Unstatistik des Monats: Gen-Mais tötet
Als Unstatistik des Monats September deklarieren die Urheber der gleichnamigen Aktion die Meldung, wonach genmodifizierter Mais Krebs erzeuge.
Ein Wissenschaftlerteam um den Franzosen Gilles-Eric Séralini hatte berichtet, dass bei Ratten, die über einen längeren Zeitraum mit genmodifiziertem Mais gefüttert worden waren, schwere gesundheitliche Schäden aufgetreten wären. Insbesondere starben diese Ratten häufiger als andere an Krebs. Damit sei die genetische Modifikation des Futters als Verursacher von Krebs identifiziert.
Diese Meldung wurde recht unkritisch als „alarmierend“ in vielen deutschen Medien verbreitet, und drei französische Minister forderten die EU angeblich zum Handeln auf.

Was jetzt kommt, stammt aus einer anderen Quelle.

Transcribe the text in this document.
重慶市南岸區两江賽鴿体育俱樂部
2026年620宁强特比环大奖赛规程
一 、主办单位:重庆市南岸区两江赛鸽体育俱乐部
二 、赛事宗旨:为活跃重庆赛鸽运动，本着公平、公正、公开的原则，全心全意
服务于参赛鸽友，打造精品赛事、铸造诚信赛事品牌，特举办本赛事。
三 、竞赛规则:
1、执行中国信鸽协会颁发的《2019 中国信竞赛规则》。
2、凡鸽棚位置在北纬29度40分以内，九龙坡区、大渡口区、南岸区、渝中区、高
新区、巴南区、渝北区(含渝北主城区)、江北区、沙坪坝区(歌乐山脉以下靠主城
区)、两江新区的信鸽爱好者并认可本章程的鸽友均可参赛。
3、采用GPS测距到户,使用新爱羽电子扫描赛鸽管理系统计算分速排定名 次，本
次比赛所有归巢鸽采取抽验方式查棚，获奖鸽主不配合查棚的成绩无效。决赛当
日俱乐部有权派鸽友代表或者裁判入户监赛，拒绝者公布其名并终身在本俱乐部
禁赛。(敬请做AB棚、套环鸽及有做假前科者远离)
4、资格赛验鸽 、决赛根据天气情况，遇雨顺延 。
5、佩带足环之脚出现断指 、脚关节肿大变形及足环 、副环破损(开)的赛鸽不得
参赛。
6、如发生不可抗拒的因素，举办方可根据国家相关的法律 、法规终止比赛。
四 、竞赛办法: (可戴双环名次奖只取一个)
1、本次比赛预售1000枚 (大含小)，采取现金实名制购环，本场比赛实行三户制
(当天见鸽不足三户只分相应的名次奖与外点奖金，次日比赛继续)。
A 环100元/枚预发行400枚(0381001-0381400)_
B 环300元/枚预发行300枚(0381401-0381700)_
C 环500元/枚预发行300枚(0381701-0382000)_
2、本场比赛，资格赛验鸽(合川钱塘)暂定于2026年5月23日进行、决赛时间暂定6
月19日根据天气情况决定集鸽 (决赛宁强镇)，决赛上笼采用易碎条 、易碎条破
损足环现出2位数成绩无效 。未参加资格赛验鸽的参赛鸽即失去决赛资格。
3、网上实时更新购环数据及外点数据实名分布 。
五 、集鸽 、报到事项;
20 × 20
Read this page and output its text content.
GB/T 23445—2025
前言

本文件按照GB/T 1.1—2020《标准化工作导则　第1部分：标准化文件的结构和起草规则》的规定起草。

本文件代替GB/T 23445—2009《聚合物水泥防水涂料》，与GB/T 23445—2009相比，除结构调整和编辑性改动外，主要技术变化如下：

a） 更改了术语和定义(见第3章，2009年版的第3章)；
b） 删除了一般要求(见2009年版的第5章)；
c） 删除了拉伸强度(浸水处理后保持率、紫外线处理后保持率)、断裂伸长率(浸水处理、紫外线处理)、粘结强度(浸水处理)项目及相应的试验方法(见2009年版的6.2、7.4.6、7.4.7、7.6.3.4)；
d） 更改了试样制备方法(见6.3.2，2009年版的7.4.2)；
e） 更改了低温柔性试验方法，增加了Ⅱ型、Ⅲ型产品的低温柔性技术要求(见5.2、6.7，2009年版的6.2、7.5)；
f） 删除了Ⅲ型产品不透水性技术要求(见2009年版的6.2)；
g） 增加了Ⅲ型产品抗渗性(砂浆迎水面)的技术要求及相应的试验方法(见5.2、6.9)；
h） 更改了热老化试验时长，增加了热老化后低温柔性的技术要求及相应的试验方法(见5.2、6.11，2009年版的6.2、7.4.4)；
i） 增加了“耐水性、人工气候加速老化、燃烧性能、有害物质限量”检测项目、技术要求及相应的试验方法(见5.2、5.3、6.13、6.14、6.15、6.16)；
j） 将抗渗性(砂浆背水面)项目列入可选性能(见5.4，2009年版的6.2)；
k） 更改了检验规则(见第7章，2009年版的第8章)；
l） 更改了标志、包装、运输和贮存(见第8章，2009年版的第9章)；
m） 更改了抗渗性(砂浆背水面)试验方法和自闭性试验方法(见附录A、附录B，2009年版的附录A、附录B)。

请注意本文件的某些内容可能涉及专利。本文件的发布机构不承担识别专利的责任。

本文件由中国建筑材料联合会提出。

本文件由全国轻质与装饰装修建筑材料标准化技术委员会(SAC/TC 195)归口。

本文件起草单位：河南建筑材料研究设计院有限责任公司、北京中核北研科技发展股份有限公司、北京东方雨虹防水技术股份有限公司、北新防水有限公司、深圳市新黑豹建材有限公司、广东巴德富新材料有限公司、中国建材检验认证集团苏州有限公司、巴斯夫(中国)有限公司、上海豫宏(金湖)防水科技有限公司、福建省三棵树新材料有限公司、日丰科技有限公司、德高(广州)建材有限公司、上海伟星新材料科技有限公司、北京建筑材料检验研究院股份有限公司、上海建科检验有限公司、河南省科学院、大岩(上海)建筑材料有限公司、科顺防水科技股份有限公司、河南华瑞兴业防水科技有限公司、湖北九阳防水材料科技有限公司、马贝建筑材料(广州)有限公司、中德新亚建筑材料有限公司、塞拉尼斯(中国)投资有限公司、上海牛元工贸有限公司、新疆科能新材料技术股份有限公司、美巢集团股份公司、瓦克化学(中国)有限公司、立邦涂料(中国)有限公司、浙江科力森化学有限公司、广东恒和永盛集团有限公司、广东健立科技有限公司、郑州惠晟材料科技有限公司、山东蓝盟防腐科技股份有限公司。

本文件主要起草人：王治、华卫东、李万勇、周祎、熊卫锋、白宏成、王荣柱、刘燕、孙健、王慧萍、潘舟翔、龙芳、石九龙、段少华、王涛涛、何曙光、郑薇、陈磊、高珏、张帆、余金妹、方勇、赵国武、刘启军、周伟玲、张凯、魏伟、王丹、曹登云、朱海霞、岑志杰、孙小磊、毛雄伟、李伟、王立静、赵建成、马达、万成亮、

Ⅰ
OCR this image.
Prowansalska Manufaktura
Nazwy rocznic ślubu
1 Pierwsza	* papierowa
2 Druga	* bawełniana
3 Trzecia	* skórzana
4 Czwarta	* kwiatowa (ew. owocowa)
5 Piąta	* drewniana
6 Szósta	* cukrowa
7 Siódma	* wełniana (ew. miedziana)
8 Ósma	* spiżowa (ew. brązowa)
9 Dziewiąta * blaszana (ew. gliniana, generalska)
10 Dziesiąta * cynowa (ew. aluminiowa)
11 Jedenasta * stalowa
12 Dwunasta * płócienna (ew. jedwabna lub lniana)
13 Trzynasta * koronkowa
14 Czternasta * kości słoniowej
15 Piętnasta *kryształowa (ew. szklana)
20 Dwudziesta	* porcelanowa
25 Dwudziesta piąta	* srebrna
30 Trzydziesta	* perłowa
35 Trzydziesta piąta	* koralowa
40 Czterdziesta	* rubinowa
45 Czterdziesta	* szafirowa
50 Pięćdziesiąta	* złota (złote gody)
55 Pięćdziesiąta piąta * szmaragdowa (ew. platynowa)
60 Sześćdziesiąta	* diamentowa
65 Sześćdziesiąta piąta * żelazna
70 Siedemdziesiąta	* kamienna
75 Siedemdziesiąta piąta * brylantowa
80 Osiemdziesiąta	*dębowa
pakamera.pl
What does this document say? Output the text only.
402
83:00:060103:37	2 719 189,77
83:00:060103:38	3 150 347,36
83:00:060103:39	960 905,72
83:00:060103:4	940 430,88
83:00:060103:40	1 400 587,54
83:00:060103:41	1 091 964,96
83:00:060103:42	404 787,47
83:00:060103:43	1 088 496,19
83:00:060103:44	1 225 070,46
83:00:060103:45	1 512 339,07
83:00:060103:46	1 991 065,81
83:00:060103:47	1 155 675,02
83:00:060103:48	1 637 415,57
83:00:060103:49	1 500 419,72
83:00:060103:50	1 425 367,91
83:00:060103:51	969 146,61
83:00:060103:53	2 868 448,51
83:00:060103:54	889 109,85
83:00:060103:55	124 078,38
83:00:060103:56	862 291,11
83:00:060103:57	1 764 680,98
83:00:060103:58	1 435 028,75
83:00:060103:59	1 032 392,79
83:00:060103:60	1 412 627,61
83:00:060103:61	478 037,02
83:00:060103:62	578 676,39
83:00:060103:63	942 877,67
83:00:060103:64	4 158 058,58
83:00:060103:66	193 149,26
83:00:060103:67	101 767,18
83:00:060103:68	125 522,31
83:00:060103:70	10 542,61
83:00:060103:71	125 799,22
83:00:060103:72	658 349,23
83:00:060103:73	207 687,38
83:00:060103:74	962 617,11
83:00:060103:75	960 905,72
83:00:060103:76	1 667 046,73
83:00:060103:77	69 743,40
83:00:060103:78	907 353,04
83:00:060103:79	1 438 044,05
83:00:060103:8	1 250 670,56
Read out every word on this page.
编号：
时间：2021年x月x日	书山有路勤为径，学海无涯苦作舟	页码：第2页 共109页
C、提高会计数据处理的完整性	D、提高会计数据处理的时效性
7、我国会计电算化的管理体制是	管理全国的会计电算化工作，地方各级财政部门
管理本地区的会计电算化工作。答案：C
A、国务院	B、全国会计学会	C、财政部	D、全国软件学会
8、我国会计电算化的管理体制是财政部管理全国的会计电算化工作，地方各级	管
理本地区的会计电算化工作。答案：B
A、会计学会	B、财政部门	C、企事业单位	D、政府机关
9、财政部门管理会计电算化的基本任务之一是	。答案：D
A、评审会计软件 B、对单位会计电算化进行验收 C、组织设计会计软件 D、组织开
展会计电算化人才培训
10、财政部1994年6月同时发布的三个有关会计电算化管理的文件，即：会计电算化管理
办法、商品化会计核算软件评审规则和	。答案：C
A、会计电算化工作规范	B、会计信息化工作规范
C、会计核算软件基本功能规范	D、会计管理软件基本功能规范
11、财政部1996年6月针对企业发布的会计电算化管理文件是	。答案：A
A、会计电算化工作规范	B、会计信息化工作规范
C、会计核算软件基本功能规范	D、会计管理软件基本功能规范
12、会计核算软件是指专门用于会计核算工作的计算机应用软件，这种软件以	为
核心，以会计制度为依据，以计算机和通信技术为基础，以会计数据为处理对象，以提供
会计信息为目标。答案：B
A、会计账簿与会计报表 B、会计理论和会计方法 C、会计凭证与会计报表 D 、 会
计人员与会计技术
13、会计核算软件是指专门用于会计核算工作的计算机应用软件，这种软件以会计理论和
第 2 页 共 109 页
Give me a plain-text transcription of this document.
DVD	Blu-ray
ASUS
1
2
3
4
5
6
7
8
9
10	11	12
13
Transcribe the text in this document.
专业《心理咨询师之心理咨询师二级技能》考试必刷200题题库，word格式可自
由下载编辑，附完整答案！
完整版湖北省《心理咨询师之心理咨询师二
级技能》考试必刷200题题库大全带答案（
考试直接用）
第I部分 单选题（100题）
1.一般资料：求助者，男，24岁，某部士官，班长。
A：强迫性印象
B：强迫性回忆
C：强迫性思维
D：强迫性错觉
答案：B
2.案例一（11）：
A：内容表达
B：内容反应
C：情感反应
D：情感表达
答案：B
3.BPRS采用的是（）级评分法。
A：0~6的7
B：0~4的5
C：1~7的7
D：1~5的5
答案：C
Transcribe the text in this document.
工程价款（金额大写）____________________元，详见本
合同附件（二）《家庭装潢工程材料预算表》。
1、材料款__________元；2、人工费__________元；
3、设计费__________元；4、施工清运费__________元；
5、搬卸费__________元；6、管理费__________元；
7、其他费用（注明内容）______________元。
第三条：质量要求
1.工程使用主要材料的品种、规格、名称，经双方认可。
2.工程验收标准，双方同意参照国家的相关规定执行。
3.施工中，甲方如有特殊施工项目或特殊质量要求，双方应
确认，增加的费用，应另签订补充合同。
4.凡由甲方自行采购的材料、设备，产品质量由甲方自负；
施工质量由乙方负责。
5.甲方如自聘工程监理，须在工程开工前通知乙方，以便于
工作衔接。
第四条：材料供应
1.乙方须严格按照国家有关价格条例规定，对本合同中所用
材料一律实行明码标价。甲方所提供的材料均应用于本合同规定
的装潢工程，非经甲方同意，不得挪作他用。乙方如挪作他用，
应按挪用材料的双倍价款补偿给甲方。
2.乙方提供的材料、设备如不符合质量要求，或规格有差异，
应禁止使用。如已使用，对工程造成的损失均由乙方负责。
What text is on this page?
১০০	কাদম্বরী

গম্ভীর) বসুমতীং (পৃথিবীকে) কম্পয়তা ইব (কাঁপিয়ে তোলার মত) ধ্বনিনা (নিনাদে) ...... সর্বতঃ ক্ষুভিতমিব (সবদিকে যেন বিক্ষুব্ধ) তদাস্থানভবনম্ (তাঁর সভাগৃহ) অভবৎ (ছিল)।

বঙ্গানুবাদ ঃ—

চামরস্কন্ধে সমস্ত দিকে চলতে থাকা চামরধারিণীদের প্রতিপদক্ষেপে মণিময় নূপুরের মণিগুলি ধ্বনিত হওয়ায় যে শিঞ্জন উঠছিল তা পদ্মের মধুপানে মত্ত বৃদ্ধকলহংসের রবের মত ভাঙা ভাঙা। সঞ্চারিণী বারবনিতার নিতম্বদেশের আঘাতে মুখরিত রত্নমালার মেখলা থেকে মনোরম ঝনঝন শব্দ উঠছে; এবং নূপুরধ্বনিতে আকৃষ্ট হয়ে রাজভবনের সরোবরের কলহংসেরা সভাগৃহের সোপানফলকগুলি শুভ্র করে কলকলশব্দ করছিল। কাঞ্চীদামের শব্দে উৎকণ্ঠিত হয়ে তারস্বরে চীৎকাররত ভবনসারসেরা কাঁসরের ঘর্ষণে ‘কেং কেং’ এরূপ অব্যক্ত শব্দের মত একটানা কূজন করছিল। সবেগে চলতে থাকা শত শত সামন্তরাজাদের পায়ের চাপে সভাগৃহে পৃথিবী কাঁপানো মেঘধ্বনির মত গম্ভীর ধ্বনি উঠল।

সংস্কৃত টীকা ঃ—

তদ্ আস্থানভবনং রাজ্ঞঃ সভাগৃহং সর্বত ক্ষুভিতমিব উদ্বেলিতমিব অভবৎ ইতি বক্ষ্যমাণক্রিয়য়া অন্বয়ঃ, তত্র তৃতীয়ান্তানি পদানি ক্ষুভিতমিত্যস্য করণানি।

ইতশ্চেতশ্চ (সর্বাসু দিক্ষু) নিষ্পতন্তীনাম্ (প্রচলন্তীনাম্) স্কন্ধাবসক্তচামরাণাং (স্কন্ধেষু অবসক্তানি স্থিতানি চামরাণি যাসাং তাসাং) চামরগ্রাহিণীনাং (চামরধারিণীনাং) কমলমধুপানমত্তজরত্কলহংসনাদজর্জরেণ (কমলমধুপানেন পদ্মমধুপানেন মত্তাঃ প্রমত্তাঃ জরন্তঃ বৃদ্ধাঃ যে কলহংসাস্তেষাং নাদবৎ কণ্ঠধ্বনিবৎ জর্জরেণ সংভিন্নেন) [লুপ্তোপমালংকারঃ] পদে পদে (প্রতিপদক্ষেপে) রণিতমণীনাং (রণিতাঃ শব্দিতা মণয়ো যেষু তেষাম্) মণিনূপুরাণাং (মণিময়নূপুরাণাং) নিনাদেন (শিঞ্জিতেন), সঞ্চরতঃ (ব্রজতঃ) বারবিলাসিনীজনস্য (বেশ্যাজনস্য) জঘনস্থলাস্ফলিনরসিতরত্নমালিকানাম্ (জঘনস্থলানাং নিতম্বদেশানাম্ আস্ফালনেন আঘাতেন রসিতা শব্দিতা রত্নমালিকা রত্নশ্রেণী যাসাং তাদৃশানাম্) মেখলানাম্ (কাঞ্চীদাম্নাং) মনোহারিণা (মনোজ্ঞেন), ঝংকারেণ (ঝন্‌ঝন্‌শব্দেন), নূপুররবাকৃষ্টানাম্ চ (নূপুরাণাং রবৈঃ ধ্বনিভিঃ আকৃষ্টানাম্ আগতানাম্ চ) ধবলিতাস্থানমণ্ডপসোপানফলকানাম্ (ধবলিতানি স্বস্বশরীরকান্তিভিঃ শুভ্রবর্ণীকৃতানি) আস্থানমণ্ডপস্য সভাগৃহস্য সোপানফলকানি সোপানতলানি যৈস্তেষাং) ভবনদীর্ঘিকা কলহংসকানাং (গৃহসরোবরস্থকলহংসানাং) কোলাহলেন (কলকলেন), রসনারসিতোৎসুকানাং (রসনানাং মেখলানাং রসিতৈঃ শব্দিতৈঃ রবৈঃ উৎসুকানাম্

Aus Sicht der Statistik aber ist diese Meldung nur als Unfug zu bezeichnen. Denn die Anzahl von Ratten, die binnen eines gegebenen Zeitraums an Krebs versterben, schwankt sehr stark. Und die französische Forschergruppe hatte nur zehn Tiere in der Kontrollgruppe der nicht mit Genmais gefütterten Ratten untersucht.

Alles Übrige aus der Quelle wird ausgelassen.